We came to the middle of the month, with the only change in our condition an increase in our heel to 7-1/2°, a change indeed in something, but not an improvement. We began to get morose—summer was fast fading, we were not released, and our hopes of doing anything in 1880 or in any succeeding year were vanishing into space. I tried to cheer the mess up by singing (if I say it myself, for an engineer I have a very good voice), Irish songs and ditties having been my specialty since early in my Civil War days on blockade. Whether I cheered up anyone except myself with the sound of my voice, I do not know, but I did get some sullen looks for my efforts from Collins, who being Irish himself may have thought I failed to do justice to the songs of his native land. Collins (who also imagined he could sing) reciprocated by regaling us with melodies from Pinafore, then only two years old, but I thought he did the English far more violence than I did the Irish. In this conclusion, I have as independent evidence the reactions of Newcomb, who, whenever I sang in the cabin, continued reading wholly oblivious of me, but whenever Collins opened up on Pinafore, immediately closed his book and remembered that he had a gull or a seal that required stuffing.

As August dragged along, the little pools of water covering the floes round about the ship now began to give us real cause for depression by freezing over at night with a skin of ice which failed to melt until the next noon. When that commenced, what chance was left for the sun to have any effect on floes still thirty and more feet in thickness?

And to add to our woes, we found that as a result of our southerly and easterly drifting, we had been steadily going backward. We were much closer to our starting point, Herald Island, in late August than we had been in early May. A whole summer’s drifting in the pack, and for a Polar Expedition, we had got worse than nowhere!

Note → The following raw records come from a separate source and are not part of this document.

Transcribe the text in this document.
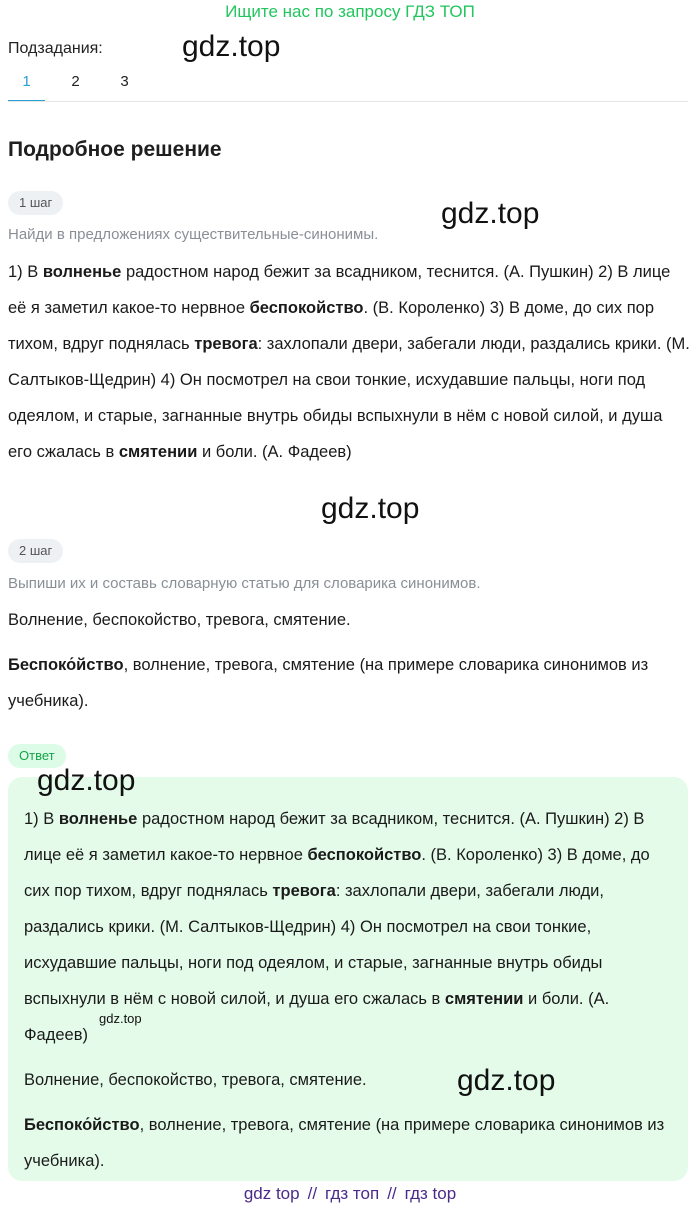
Ищите нас по запросу ГДЗ ТОП
Подзадания:	gdz.top
1	2	3
Подробное решение
1 шаг	gdz.top
Найди в предложениях существительные-синонимы.
1) В волненье радостном народ бежит за всадником, теснится. (А. Пушкин) 2) В лице её я заметил какое-то нервное беспокойство. (В. Короленко) 3) В доме, до сих пор тихом, вдруг поднялась тревога: захлопали двери, забегали люди, раздались крики. (М. Салтыков-Щедрин) 4) Он посмотрел на свои тонкие, исхудавшие пальцы, ноги под одеялом, и старые, загнанные внутрь обиды вспыхнули в нём с новой силой, и душа его сжалась в смятении и боли. (А. Фадеев)
gdz.top
2 шаг
Выпиши их и составь словарную статью для словарика синонимов.
Волнение, беспокойство, тревога, смятение.
Беспоко́йство, волнение, тревога, смятение (на примере словарика синонимов из учебника).
Ответ
gdz.top
1) В волненье радостном народ бежит за всадником, теснится. (А. Пушкин) 2) В лице её я заметил какое-то нервное беспокойство. (В. Короленко) 3) В доме, до сих пор тихом, вдруг поднялась тревога: захлопали двери, забегали люди, раздались крики. (М. Салтыков-Щедрин) 4) Он посмотрел на свои тонкие, исхудавшие пальцы, ноги под одеялом, и старые, загнанные внутрь обиды вспыхнули в нём с новой силой, и душа его сжалась в смятении и боли. (А. Фадеев)
gdz.top
Волнение, беспокойство, тревога, смятение.	gdz.top
Беспоко́йство, волнение, тревога, смятение (на примере словарика синонимов из учебника).
gdz top // гдз топ // гдз top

Meanwhile, the wearing days crawled by and we chafed at our impotence—well, well-equipped and eager to do something, we lay idle. I could have chewed nails for a change; our captain was even more ambitious—entering his cabin one evening with a sketch for his journal, he looked at me and asked abruptly,

“Know Hamlet, chief? No? Well, for something to do, like Hamlet I can say,

“‘Wouldst drink up eisel? Eat a crocodile? I’ll do it!’

“And so I would, chief, if there were any eisel and a few crocodiles in our stores, and by so doing I could change our position to one of usefulness. Well, what have you got there for my journal? Another sketch of this eternal ice?”

August 31st, the last day of summer, came and went. We were still fast in the pack. As a confirmation that summer was gone, we saw again that evening for the first time in months a faint aurora in the sky. De Long climbed to the crow’s-nest with a telescope, took a look around. A desert of ice in all directions, nothing but ice, ice, ice! He came down from aloft, all hope of release gone. Calling the carpenter, he ordered him to commence preparing our portable deckhouse for re-erection. Sending for me, he asked me to accompany him on a tour of the bunkers, to reassure himself, no doubt, on the coal question. Together, lighting our way with oil torches, we clambered through the dusty bunkers, the captain checking by eye my statements of the quantity in each one. Coming out, De Long musing over the figures, declared feelingly,

“God forbid anything happens to make us go back to steam pumping. Only fifty-three tons of coal—an equal weight in diamonds would not tempt me to exchange! For that coal, chief, has got to last us through another winter in the pack!”

Only another winter? What reason, I wondered, had he for supposing the end of a second winter would find us any closer to release? But the pack had far from exhausted its versatility, as I soon enough found out.